Social Business Framework: an integrated approach to managing enterprise communities

Earlier today, Charlie Hill, CTO for IBM’s Collaboration Solutions provided an overview of Social Business as the first in a series of webinars on this topic.

I’m familiar with the confusion that exists in the marketplace around what Social Business represents, from those who see this as little more than the old oil of social media in new bottles, to the appropriation of the ambiguous term ‘social’ (there’s no direct link here to ‘corporate social responsibility’ or ‘socialist policies’. Charlie did a good job of setting out his stall, suggesting:

  • Social business accelerates communication and collaboration across networks of employees, customers and partners
  • Enterprises may use social content to capture and share expertise and best practices, making ad hoc processes more efficient and transparent
  • Social business enables new business insights by analyzing social data to gain a better understanding of business situations and the decision-making process

Key points here are that that social networks create real business value and allow businesses to be more agile and flexible. You can’t just put up a Facebook page and consider that the job’s done.

Charlie spent the rest of the presentation covering the Social Business Framework, which he defined as follows:

(click to expand)

Consider roles/processes/applications

This should start before any software or technical evaluation. Look at where the current bottlenecks or costly process fissures occur and start with looking at how these can be fixed. Also look for areas where most employees are spending most time. Around these processes are the areas where you stand to see the biggest improvements.


This can be described as facilitating communication across the ecosystem. It could be the use of messaging services to share short, synchronous messages with suppliers. It could be an internal Twitter-style tool.


Intranets are nothing new. Fundamental here is the development of systems to allow user-generated content. Holding product documentation within a wiki environment where any user can add input is an example of this.


In this context, insight refers to using analytics to monitor the social space. It could be that you look for keyword trends to help structure the information and ensure that the system prioritizes the content of most interest to users.
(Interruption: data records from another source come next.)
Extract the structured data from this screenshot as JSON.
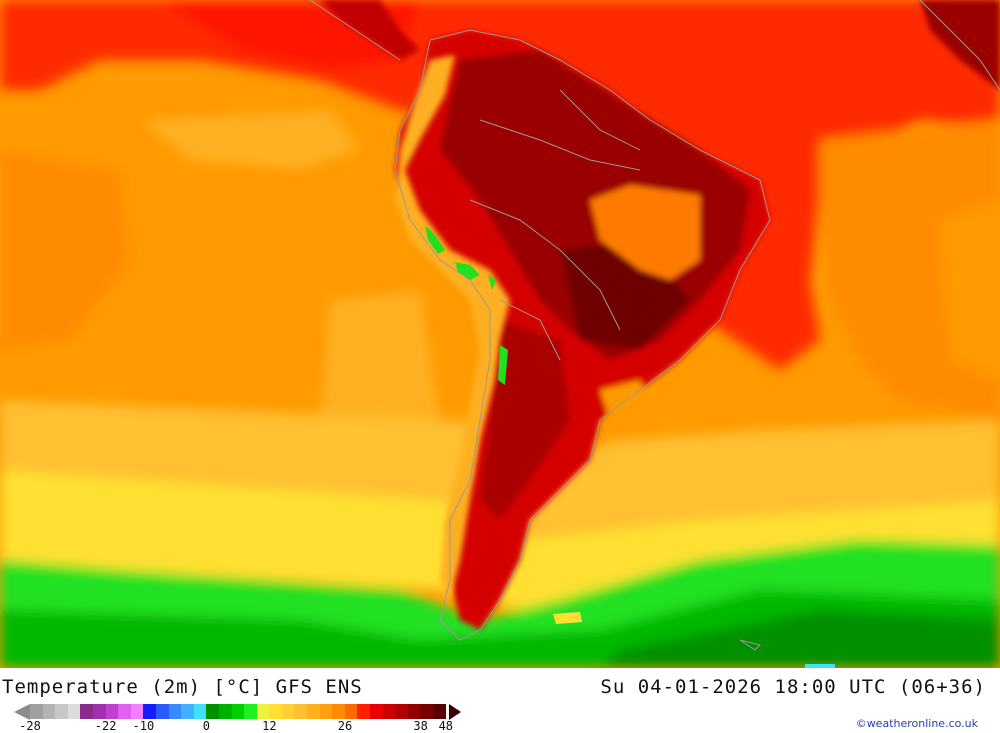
{
  "header": {
    "title": "Temperature (2m) [°C] GFS ENS",
    "datetime": "Su 04-01-2026 18:00 UTC (06+36)"
  },
  "legend": {
    "colors": [
      "#a0a0a0",
      "#b4b4b4",
      "#c8c8c8",
      "#dcdcdc",
      "#8a2a8a",
      "#a030b0",
      "#c040d0",
      "#e060f0",
      "#f080ff",
      "#1a1aff",
      "#2a5aff",
      "#3a8aff",
      "#40b0ff",
      "#40e0ff",
      "#009000",
      "#00b000",
      "#00d000",
      "#20f020",
      "#f0f040",
      "#ffe030",
      "#ffd030",
      "#ffc030",
      "#ffb020",
      "#ffa010",
      "#ff8c00",
      "#ff6a00",
      "#ff2000",
      "#e80000",
      "#cc0000",
      "#b00000",
      "#940000",
      "#780000",
      "#5a0000"
    ],
    "ticks": [
      {
        "label": "-28",
        "pos": 0
      },
      {
        "label": "-22",
        "pos": 6
      },
      {
        "label": "-10",
        "pos": 9
      },
      {
        "label": "0",
        "pos": 14
      },
      {
        "label": "12",
        "pos": 19
      },
      {
        "label": "26",
        "pos": 25
      },
      {
        "label": "38",
        "pos": 31
      },
      {
        "label": "48",
        "pos": 33
      }
    ]
  },
  "credit": "©weatheronline.co.uk"
}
Identity integration and governance

User accounts need to be maintained. Within an organization it may make sense to relate profiles to the organizational structure to help users determine the relative importance of content and understand where the perspective is coming from.

There may also be some information which should remain private. Perhaps delicate communication between HR and Finance around a merger. Governance policies and security can guard against nasty accidents. 

Cooperative application technologies

There can be a number of tools within the enterprise that can be enhanced by integrating social components. Eg. web analytics. Integration could be handled through widgets, APIs, LDAP or other methods that tie systems together.

Strategy and change management

The bookends on this diagram talk to implementation and maintenance of the Social Business Framework. Given the fact that this market is by no means mature, you should definitely consider what the upgrade path may look like and how easily the delivery model can be changed (like moving the application to the cloud).

This webinar provided a great primer on Social Business and provides a stepping stone into the further topics in this webinar series: The Social Business Toolkit, Lifting Applications to the Cloud, Social Applications go Mobile.